The legendary minimalist and ultimately post-modern choreographer with nearly 40 works for major ballet companies (along with her own) has had many notable partnerships and collaborations in her life. She studied with the likes of Merce Cunningham and was part of the Judson Dance Theater. She had a well-known, loving relationship with writer/theorist Susan Sontag. She choreographed John Adams’ 21st-century opera “Doctor Atomic” and worked with Mikhail Baryshnikov’s White Oak Dance Company. Yet for an artist who speaks with such focus about her skills as a team player (“no one move or dancer is more important than the other,” she said of her work), Childs is an iconoclast.
PGN: Are you a person who hangs onto things from the past?
LC: I never expected to. When we revived certain dances like those in “Einstein,” we never thought they would become part of any repertoire. It all just happened. When you make a work such as “Available Light,” where you’re not certain that it could ever be done again, you learn that you have to be somewhat willing to let things go. All of it is so intangible. You can’t put these things in museums. The only way to demonstrate these things in the present is to demonstrate them.
PGN: Some choreographers stay in their own lane; you created your own. Were you always comfortable being who you were and doing what you were doing?
LC: No. I think I started out lucky but youthful with the Judson Group and people who were part of the Cunningham school and company. I couldn’t think, still can’t, of a better way to start. You can try adventurous things and succeed and fail in good company. It was all a very encouraging time for me.
PGN: How did “Available Light” come about in 1983?
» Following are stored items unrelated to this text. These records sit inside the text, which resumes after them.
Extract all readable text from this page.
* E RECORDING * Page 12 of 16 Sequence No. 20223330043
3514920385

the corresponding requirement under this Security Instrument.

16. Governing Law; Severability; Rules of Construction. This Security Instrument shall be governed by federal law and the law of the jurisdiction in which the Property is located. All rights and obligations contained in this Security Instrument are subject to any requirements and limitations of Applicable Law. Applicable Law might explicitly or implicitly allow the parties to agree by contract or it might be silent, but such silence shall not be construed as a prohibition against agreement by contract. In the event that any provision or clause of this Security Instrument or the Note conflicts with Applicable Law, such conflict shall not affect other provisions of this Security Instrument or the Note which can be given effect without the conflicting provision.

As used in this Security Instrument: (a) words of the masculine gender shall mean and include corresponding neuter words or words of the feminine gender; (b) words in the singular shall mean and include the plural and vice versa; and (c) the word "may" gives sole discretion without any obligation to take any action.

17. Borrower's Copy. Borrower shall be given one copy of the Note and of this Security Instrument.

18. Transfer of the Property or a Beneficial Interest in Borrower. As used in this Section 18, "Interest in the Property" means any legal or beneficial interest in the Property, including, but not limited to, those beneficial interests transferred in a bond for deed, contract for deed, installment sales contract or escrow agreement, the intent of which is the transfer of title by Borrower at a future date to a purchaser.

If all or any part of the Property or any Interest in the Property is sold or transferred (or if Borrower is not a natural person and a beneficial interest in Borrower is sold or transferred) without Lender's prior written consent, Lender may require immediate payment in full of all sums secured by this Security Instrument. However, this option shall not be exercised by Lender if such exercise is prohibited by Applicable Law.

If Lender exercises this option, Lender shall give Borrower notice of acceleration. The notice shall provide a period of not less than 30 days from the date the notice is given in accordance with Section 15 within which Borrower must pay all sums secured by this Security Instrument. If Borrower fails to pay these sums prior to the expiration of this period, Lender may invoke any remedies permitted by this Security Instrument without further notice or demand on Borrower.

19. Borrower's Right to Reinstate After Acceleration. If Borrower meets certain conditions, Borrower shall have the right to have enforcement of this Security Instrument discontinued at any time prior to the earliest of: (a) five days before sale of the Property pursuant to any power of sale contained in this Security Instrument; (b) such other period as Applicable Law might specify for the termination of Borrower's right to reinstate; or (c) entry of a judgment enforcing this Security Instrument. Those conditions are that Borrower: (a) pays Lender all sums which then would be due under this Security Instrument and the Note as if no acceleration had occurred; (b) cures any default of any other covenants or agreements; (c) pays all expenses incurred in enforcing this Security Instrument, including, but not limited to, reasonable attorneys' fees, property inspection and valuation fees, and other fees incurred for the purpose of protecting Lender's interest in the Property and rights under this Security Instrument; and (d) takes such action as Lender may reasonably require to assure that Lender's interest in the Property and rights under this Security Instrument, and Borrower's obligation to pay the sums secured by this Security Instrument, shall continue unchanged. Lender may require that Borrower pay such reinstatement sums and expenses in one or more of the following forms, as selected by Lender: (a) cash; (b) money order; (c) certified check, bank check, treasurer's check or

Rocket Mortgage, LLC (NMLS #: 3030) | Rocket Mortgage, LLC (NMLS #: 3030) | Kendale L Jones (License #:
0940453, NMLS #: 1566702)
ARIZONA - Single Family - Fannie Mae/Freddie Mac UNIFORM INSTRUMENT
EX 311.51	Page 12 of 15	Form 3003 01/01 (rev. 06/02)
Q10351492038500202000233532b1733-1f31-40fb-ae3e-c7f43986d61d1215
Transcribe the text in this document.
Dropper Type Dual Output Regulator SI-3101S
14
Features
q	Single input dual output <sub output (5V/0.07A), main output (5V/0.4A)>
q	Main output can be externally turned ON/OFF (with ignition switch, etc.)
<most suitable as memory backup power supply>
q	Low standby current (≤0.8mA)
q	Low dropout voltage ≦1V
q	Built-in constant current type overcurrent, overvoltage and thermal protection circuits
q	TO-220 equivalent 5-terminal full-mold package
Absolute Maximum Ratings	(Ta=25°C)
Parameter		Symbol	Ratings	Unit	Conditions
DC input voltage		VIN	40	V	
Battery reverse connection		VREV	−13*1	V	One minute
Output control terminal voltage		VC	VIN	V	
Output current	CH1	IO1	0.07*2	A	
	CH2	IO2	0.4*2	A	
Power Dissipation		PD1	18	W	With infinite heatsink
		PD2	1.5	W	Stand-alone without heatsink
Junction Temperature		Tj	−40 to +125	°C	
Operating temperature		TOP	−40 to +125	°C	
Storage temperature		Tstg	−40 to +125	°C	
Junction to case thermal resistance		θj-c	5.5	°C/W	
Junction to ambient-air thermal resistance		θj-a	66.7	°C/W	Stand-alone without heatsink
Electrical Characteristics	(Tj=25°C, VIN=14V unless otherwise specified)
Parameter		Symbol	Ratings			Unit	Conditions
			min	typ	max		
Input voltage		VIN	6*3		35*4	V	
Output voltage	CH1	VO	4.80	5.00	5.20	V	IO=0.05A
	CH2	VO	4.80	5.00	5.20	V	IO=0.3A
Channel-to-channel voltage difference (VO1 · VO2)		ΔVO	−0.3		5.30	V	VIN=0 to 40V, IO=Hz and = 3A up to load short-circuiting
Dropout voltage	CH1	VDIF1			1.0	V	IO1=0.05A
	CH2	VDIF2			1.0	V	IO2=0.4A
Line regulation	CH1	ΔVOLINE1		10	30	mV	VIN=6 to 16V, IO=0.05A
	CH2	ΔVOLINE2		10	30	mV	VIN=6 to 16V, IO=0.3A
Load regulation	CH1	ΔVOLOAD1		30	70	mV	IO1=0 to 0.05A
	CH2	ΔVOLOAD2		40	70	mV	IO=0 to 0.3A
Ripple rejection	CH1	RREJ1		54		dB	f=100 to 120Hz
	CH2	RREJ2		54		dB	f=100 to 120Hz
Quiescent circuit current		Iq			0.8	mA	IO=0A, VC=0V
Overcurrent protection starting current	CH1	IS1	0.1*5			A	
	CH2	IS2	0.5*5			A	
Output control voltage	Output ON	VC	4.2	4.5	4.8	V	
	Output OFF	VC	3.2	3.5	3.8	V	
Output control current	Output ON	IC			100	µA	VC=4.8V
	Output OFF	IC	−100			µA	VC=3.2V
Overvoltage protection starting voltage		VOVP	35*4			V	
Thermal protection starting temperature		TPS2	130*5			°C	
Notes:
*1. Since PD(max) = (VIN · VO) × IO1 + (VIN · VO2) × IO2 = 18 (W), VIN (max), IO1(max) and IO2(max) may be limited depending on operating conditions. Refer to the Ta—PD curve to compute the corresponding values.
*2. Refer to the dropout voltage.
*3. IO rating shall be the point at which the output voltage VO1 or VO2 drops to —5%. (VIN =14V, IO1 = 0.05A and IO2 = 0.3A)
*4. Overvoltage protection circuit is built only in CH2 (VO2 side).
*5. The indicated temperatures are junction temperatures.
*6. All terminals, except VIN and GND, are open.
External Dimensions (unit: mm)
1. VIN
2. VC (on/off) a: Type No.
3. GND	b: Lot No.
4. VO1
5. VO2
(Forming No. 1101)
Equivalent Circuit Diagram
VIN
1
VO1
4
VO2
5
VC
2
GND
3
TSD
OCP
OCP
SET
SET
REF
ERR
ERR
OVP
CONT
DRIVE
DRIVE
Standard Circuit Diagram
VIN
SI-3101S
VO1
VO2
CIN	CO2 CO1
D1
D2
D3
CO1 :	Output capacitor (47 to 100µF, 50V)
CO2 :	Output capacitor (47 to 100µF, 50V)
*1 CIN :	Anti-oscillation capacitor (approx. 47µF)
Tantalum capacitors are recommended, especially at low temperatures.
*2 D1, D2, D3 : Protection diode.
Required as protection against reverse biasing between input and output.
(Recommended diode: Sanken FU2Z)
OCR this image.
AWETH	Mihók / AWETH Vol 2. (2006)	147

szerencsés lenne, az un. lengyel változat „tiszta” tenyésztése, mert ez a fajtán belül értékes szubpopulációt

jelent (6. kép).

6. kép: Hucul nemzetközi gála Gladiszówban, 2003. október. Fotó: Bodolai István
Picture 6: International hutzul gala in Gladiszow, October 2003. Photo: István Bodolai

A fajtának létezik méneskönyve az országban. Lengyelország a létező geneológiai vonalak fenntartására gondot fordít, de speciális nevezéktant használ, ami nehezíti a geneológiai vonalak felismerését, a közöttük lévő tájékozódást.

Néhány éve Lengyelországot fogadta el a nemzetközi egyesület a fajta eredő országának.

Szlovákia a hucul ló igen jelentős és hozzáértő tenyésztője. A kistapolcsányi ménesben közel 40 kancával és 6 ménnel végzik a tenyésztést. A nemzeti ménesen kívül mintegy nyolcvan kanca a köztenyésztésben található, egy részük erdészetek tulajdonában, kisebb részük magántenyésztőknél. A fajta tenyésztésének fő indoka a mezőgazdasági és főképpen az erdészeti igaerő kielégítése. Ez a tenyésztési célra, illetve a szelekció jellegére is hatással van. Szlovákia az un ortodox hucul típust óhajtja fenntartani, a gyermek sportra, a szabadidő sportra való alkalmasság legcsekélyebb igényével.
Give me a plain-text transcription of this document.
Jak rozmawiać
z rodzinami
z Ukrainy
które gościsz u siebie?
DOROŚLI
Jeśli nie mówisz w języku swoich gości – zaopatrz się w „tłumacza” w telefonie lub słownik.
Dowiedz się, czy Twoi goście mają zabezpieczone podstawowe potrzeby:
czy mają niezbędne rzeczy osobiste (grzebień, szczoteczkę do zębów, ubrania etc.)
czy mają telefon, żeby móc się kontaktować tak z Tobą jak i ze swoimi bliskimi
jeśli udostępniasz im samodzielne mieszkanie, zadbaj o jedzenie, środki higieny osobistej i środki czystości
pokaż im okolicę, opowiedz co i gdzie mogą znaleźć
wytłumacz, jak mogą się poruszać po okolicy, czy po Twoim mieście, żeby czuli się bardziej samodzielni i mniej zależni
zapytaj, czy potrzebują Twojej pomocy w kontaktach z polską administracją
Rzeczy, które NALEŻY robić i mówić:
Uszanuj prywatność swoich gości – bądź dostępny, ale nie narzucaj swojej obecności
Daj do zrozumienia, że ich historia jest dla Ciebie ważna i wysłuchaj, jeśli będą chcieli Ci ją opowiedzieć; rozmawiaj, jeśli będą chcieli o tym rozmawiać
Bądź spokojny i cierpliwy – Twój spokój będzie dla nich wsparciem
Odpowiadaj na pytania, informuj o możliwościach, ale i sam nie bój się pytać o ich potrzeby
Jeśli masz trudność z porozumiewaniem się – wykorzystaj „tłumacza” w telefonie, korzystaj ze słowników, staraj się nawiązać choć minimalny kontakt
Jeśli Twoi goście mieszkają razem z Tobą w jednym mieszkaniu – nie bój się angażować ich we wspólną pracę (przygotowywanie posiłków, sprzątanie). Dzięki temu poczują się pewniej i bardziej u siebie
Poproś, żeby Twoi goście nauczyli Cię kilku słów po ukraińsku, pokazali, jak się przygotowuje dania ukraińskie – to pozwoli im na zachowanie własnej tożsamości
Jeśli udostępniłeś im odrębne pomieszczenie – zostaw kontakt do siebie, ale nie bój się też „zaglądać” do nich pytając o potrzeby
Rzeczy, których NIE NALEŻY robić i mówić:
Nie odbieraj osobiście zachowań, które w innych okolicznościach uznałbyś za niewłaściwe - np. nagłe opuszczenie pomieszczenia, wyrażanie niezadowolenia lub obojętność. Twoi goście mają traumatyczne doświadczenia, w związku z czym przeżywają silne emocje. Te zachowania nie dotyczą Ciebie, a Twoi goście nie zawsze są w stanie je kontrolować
LC: It really just stemmed from the commission from the Museum of Contemporary Art in Los Angeles, which was unusual at that time. They saw “Dance” and “Einstein” and proposed that I — the New Yorker — come and work with Gehry and Adams, both on the West Coast. “Light” was the subject of the conversation from the start.
PGN: Adams’ music does not have discernible rhythm. How do you face that?
LC: We create our own; it’s important, as we are very concerned with precise beginnings and ending. We have to know exactly where we are within the music and that must be consistent every time that we perform — that is something that Cunningham had to do with John Cage: Create and maintain one’s own pulse.
PGN: Which relates directly to the geometry of everything you do …
LC: I deal with spatial relationships and charge the space symmetrically. It’s important to know where a dancer is located in a space.
PGN: Especially when paired with light.
LC: Geometry is just a tool in which I can present the variations — movement material that is quite simple. What is complex is what I do with it, how it is treated. Some people look at it and their opinion is we’re doing the same thing over and over [laughs]. Anybody can do that, but there is something very demanding and complex in all that repetition. It takes enormous concentration to repeat oneself.